Tax Office wins Anti-avoidance Case. |
Tax Office wins. |
The Tax Office has been successful in applying the anti-avoidance provisions in a recent case. It argued for the cancellation of an interest tax deduction that would not have been available due to foreign loss quarantining rules but for the interposing of an Australian resident company between the taxpayer and its foreign subsidiaries.
The Court held that the taxpayer's dominant purpose in interposing the company was to obtain the interest tax deduction, therefore the deduction was not allowed. In determining this, the purpose of the taxpayer's advisers in recommending the scheme was considered relevant, and attributed to the taxpayer.
This case highlights the need for arrangements to be driven by commercial, rather than tax, considerations.
Anti-avoidance and Interposed Entities who Split Income
A Court has found that the anti-avoidance provisions in the Tax Act applied to cancel income splitting advantages arising from using an interposed company to provide consulting services.

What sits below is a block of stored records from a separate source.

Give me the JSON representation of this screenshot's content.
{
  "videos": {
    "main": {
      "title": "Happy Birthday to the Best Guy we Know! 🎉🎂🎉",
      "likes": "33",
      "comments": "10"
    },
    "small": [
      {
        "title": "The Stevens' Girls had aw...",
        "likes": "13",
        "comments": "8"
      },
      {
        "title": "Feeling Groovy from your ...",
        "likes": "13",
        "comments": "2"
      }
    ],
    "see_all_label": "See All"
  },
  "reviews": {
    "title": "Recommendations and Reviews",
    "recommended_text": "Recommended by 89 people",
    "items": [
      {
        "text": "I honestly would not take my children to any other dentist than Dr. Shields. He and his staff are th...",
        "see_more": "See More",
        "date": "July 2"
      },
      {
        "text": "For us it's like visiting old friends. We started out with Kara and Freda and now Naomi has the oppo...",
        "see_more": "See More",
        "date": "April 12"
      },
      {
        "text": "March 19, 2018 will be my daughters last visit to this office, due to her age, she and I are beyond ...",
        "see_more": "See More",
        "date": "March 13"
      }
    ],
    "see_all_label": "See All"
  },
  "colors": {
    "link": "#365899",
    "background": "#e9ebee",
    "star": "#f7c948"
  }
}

The Court considered that the consulting fees derived by the company related to the personal services of the taxpayer, and that the use of the company was only explicable by a desire to income split (and therefore save tax).
Whilst this case has potential relevance for all taxpayers providing consulting or similar services via an interposed entity, it seems likely that the Tax Office would now attack such arrangements under the alienation of personal services income rules, which apply from 1 July 2000. The facts in this case occurred prior to 1 July 2000.